I hunted growing up, then revolved into pistol shooting competition. I have reloaded for years in pistol calibers but never in rifle calibers. My knees and ankles can’t take the running around in competition anymore. So I have come back to rifle shooting.
If you end up reloading and want to run mag-length rounds, they end up being too long and the bullet tip catches on the bottom rim of the receiver. I took a Dremel and VERY carefully cut a notch in the bottom of the receiver on the front edge of the mag well cutout to accommodate longer rounds and then oxpho-blued it, but if you only run factory loads that likely won't be an issue.
The factory trigger isn't great, a TriggerTech or Bix n Andy is super easy to install and will make you happy.
Opinions vary, but I find a cheek riser to be mandatory on any scoped rifle. The Matthews Fabrication risers work great, but you have to drill through the stock to mount one. Not hard in the least, but it makes some folks queasy to cut on stuff. An alternative is one of the slip-on cheek pads that accomplish the same goal but add more weight and can slip around.
I bedded my HMR stock for a few different reasons, including that the barreled action was visibly off-center when I installed a custom barrel on it. As with any stock, to bed or not to bed is always user preference; sometimes it improves accuracy, sometimes not, but it's easy and cheap to do at home if you know the process and have a few common hand tools lying around.
The Good
- The B14 action is really smooth.
- One of my main complaints about it (it's not stainless or titanium, so it's prone to rusting when you take it out in real-world weather) is addressed in the Wilderness offering via a full Cerakote treatment.
- Very acceptable weight.
- $500 rebarrel fee at the factory with your choice of chamber and factory contour, plus a Cerakote treat, is cheaper than you'll find anywhere, although it takes time.

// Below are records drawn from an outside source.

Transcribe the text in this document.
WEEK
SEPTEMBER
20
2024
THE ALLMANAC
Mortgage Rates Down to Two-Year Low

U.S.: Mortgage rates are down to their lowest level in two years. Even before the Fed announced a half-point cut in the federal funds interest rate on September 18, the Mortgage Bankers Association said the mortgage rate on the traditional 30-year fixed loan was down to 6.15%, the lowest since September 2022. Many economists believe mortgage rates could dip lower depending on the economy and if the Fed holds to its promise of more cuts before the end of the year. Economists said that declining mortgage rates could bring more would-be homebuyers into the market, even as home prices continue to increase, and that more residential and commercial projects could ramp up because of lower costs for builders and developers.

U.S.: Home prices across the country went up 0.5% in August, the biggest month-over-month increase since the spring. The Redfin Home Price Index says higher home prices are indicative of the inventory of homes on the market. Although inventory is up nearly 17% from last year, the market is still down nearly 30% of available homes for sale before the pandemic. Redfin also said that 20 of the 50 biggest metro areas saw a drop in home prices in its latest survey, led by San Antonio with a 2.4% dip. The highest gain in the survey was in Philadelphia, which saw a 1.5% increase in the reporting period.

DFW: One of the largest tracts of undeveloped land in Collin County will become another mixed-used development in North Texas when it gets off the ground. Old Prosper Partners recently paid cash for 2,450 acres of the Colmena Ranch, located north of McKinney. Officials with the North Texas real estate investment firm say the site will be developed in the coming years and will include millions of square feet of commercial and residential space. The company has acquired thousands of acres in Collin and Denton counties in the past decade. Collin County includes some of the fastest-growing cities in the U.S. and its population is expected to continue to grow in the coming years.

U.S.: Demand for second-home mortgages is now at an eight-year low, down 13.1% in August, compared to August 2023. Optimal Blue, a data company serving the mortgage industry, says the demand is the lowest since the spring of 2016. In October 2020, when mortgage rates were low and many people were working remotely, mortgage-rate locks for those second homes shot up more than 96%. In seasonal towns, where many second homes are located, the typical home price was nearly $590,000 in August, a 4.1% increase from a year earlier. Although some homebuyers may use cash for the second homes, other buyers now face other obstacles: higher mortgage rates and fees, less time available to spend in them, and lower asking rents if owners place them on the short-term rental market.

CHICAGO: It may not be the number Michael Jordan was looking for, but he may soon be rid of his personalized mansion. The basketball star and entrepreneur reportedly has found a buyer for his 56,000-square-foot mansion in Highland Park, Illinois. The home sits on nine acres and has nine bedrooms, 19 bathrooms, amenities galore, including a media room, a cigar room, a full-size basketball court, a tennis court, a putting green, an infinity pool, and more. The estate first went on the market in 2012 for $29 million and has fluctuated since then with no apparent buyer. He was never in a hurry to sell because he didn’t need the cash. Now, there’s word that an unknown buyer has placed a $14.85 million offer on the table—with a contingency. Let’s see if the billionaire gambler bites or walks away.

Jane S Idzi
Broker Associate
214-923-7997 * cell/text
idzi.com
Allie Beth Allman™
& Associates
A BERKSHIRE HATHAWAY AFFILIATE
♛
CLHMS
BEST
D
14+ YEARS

- On newer B14s they addressed the bolt shroud cracking and primer cratering issues, so you shouldn't have to fix either of these.
The Bad
- Trigger ain't great, as I mentioned.
- Can't run mag-length rounds without cutting, as I mentioned.
- No cheek riser, might make it difficult to get a good cheek weld with a scope mounted.
- No swapping of bolt faces on the standard bolt, but the Premier bolt can be purchased as a drop-in replacement and offers easy-swap bolt heads and tool-less takedown (standard bolt requires a tiny allen wrench or similar to take down).
- No barrel prefits without having a smith measure your action. Also, they use a stupid coned breech face on the barrel/bolt which achieves nothing but makes it unique so you can't use barrels that commonly pop up on here for cheap. Now, if you're only hunting with this rifle, you probably don't care at all about this, or the swapping of bolt faces, but it's a pain for any competition or switch-barrel setup.
That's all that comes to mind for now. Honestly I've been really impressed with my B14, but have certainly had to fix some stupid design choices/errors on my own time and dime. At this point if it wasn't for the coned breech face, I'd be all-in on the thing, because with the Premier bolt and an aftermarket trigger it offers almost all the features a custom action does, and you can run a barrel nut system or have the action measured for "prefits." I'm on the fence these days about sticking with it or switching to a true custom action that will allow prefits, but it's a really tough call, which speaks awfully highly of this factory action.